Some Terms I Didn’t Know (Maybe You Don’t Either)

BERT: A Transformer-based model that understands sequences (like sentences) using context.
MSM (Masked Shot Modeling): Like fill-in-the-blank, but for videos.
AdamW: A standard optimizer used to train deep learning models.
Muon: A newer optimizer that Netflix found performs better for this model.

Why Multimodal + Core Architecture?

Because one type of data is not enough.

Example:

A horror scene might look normal visually
But scary because of the background music

So Netflix combines 3 things:

Video → what’s happening
Audio → how it feels
Text → what’s being said

That’s the core of MediaFM.

What Do Shots (Input) Go Through?

Netflix refers to each movie or series episode as a title in this article.

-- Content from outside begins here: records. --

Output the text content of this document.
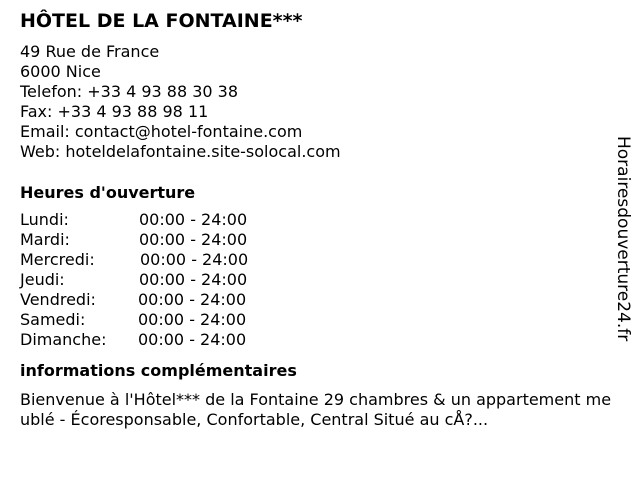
HÔTEL DE LA FONTAINE***
49 Rue de France
6000 Nice
Telefon: +33 4 93 88 30 38
Fax: +33 4 93 88 98 11
Email: contact@hotel-fontaine.com
Web: hoteldelafontaine.site-solocal.com
Heures d'ouverture
Lundi:	00:00 - 24:00
Mardi:	00:00 - 24:00
Mercredi:	00:00 - 24:00
Jeudi:	00:00 - 24:00
Vendredi:	00:00 - 24:00
Samedi:	00:00 - 24:00
Dimanche: 00:00 - 24:00
informations complémentaires
Bienvenue à l'Hôtel*** de la Fontaine 29 chambres & un appartement meublé - Écoresponsable, Confortable, Central Situé au cÅ?...
Horairesdouverture24.fr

Feeding a 2–3 hour title into a model isn’t a smart software decision.

That’s why the titles are broken down into shots.

A shot is a small segment of a title (between two cuts).

Here’s how the model works:

Break title → into shots
For each shot, extract:
- Video embedding
- Audio embedding
- Text embedding
Combine them
- They create a single vector (2304 dimensions)
Add sequence (VERY IMPORTANT)
- Shots are not random.
- They come in order: Shot1 → Shot2 → Shot3 → …
Pass it through the Transformer like BERT, but for scenes.
- It understands:
  - What came before
  - What comes next
  - How scenes connect
Result:
- Each shot now has context-aware meaning

Why Have Embeddings As Result And Not Generation?

Do you know the concepts of reusability and DRY (Don’t Repeat Yourself)?

This is exactly the kind of problem they exist to solve.

If we directly generated text as the output, it wouldn’t integrate well with existing systems, and using its results as a common ground would be hard.

That’s why the results are in embeddings (like we keep API data in JSON so that it’s easy to be used by multiple systems)

How Did They Test It?

They first froze the model, meaning they didn’t fine-tune the MediaFM layer.

This allows them to create an additional layer based on the use case and then test the model.

Because if we need to refine this model again and again for various use cases, we would be violating basic efficiency principles and wasting compute, storage, and energy.

Then they tested this on various existing business use-cases.

They used proper evaluation metrics like:

Average Precision (AP) → for classification (Are predictions correct?)
Kendall’s Tau → for ranking (Are rankings aligned with real user behavior?)

They didn’t just test in isolation.

They compared MediaFM against:

Internal model (SeqCLIP)
External APIs (Google, TwelveLabs)

MediaFM performed better across all tasks

Ablation Study (Most Interesting Part)

This is where it gets really insightful.

What is ablation?

Remove one component and see what breaks.

They tested:

Case 1:

Only combine audio + video + text
(no context)

Case 2:

Add Transformer (context understanding)

Result:

Just combining modalities → small improvement
Adding context → huge improvement

The biggest improvement came from:

Understanding context (sequence), not just combining data

Final Thought

If I simplify this entire article into one line:

Netflix is building a system that watches movies like a human — but at massive scale.